Saturday, July 5, 2008

Maintaining form values on browser "back" in a multi-page forms

I have lately been working on a sign-up page for Solaris. The page had to be developed in PHP, which is not my favourite language - I prefer Java. But as it is, what both Solaris' hosting provider and the university uses, I at least could develop on the university and then deploy to our hosting provider. However, I am still not very confident at programming PHP. I did however manage to overcome most of the difficulties I encountered - but one remains and it really bugs me!

I have designed the page as a multi-page form with four steps. In the two first the user enters information, then there is a review step to let the user verify that the entered information is what they intended, and finally they get a confirmation on submitting of the info.
On the back-end I use a PHP session to maintain state between the various pages. And data is submitted as POST requests.

Now, the problem arises when the user uses her browsers "back" button to get back to page 2. How it manifests itself varies a bit between browsers. Firefox will simply display the page, as it looked when you last visited - without any of the entered data. And Internet Explorer will tell you that the page is expired. In both cases can the missing data be fixed by reloading the page. Requiring the users to do that is obviously not really a solution. (Both POST and GET would work.)
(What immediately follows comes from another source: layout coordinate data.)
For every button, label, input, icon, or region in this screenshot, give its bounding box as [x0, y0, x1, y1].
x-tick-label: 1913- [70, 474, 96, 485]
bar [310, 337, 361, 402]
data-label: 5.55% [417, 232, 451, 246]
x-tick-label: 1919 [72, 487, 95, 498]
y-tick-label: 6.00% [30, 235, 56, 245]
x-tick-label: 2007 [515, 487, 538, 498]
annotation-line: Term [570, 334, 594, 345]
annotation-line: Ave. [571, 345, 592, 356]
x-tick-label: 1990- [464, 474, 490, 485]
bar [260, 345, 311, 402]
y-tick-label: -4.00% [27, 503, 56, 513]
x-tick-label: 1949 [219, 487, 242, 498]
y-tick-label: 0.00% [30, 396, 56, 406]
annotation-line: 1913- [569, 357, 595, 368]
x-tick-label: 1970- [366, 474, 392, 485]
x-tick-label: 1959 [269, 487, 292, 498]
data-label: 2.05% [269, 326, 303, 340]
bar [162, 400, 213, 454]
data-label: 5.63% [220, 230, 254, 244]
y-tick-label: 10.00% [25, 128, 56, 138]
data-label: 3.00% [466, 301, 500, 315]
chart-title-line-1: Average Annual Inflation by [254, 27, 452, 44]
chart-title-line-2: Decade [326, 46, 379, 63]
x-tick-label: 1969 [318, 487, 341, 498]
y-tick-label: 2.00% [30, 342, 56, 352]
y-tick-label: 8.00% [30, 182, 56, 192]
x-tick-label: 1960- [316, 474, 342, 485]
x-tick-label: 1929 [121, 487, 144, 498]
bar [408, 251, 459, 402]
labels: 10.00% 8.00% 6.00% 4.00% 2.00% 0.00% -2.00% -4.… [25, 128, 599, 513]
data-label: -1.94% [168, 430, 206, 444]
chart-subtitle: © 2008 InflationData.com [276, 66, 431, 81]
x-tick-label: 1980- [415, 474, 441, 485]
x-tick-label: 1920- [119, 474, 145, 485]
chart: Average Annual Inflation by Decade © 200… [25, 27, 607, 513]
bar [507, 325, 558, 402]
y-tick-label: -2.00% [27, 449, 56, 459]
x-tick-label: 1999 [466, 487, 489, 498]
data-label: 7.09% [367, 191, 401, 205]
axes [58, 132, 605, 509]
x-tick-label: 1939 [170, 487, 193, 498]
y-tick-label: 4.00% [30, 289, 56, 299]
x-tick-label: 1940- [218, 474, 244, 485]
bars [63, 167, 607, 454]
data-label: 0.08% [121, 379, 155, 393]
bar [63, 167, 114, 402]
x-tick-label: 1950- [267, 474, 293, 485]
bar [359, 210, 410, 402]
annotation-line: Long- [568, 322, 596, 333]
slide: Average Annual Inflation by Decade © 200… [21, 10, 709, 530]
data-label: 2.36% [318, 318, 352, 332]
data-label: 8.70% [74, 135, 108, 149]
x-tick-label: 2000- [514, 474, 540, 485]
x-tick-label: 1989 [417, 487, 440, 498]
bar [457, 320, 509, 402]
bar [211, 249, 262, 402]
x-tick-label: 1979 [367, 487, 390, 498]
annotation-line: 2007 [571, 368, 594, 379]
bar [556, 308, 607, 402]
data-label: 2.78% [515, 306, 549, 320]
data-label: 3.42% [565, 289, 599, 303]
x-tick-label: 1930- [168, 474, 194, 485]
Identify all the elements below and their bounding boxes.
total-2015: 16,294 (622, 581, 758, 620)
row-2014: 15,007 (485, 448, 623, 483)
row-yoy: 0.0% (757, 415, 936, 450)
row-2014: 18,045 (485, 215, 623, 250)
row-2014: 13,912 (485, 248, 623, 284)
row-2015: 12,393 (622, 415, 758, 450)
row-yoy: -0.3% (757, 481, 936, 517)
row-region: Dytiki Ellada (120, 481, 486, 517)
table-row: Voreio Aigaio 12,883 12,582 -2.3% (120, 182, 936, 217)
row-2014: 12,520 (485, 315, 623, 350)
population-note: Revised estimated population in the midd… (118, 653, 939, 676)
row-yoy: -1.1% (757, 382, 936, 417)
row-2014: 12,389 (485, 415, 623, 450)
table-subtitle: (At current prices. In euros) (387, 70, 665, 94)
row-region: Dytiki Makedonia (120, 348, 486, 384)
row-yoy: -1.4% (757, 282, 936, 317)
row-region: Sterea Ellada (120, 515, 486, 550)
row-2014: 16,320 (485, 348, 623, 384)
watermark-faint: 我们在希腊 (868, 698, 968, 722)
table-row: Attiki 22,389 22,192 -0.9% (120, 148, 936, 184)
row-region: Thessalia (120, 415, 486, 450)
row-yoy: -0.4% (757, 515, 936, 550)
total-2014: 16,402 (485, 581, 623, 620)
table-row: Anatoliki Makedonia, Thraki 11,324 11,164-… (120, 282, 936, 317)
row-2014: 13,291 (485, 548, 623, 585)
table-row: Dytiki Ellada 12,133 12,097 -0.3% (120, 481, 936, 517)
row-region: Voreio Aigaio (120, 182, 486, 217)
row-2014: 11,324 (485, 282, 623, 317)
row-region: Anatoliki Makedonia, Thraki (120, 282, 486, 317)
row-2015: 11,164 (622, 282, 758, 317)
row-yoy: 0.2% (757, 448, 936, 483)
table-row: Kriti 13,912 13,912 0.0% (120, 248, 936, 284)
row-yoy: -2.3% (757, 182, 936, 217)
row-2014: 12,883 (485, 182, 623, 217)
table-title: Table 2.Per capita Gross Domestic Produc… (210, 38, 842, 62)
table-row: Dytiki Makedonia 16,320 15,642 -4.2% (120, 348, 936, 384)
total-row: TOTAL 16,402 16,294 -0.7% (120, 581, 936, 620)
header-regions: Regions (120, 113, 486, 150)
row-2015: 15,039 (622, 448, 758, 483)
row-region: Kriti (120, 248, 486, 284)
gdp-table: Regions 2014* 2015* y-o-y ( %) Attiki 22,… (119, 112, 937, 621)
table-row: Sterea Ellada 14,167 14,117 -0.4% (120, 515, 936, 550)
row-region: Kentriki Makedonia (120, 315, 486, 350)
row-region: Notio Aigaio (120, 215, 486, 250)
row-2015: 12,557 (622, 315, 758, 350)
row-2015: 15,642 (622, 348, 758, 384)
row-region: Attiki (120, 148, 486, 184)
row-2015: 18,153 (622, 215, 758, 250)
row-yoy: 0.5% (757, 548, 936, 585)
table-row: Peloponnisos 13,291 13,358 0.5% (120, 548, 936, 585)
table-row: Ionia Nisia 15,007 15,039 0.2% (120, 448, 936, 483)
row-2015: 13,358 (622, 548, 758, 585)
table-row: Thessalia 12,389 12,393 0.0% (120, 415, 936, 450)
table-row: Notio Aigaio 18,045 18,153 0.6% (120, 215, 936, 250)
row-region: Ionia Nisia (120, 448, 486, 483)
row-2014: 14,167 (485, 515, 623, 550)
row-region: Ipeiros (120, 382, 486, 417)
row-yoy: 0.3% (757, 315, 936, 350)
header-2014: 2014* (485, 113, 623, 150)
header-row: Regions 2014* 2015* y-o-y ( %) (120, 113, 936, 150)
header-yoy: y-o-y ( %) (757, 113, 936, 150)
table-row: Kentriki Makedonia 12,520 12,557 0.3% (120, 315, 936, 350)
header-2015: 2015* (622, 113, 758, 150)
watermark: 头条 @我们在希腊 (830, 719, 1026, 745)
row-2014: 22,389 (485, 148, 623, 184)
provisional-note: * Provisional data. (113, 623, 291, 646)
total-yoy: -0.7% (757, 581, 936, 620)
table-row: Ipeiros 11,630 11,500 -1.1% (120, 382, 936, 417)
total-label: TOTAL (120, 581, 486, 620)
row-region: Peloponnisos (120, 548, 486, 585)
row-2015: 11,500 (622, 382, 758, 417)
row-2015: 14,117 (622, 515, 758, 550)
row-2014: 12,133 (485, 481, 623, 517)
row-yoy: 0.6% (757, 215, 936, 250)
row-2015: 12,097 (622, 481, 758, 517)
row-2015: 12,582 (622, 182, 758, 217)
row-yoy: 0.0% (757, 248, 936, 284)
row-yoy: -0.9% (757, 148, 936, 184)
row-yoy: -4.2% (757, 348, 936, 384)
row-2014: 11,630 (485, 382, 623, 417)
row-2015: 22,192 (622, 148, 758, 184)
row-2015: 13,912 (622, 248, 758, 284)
Even a quite intensive Google-session did not turn up anything of any real value, but did however provide a bit of insight. For instance - I am not the only one, who is annoyed by this. One of the more common approaches I encountered was to try and disable the back button by various means. E.g. open the form in a window without tool bars and similar trickery - none of which really did anything to remedy the problem, but would encumber the web page and thus the user experience. And as a computer scientist it would really hurt my sense of professional pride.

But I suppose a little analysis is in order, as it might not be entirely obvious what is going on here.
The problem stems from the semantics of a POST request - it changes the state of the server, e.g. submitting a purchase order. This should obviously not be done more than once, unless you press the "submit" button again or similar. (There might be cases where performing the same action multiple times in a row would make sense.) So what you really would want is the page to be re-requested by GET or something similar.

This leads me to first attempt to solve this, I suppose you could call it the "POST-Redirect-GET" approach. Here the main idea is that if the submitted data is accepted (passes validation, etc.) then the browser is redirected to the next page of the form, which it should request via GET.

It took a bit to come up with this solution, but putting it to use is really straight forward.
if($_SERVER['REQUEST_METHOD'] == 'POST') {
//Handle the data - e.g.

$error = !validatePost();
if($error)
//Respond with error page - with or without Redirect
else {
header('Location: ' . getTheURL());
exit(0);
}
}
So the first thing I do, is to check whether this is a POST request. I find this a handy way to figure out when I need to handle new submitted data, and facilitate this approach.
Them comes the mandatory validation part. And finally the redirect.

That's it. There is really nothing fancy to it...

I my case was it rather pointless to send a redirect in response to invalid data, but other circumstances might warrant it.

I have afterwards found numerous sites explaining this idea. My favourite example is this piece from TheServerSide.com, which has many additional points about why this is a good design pattern.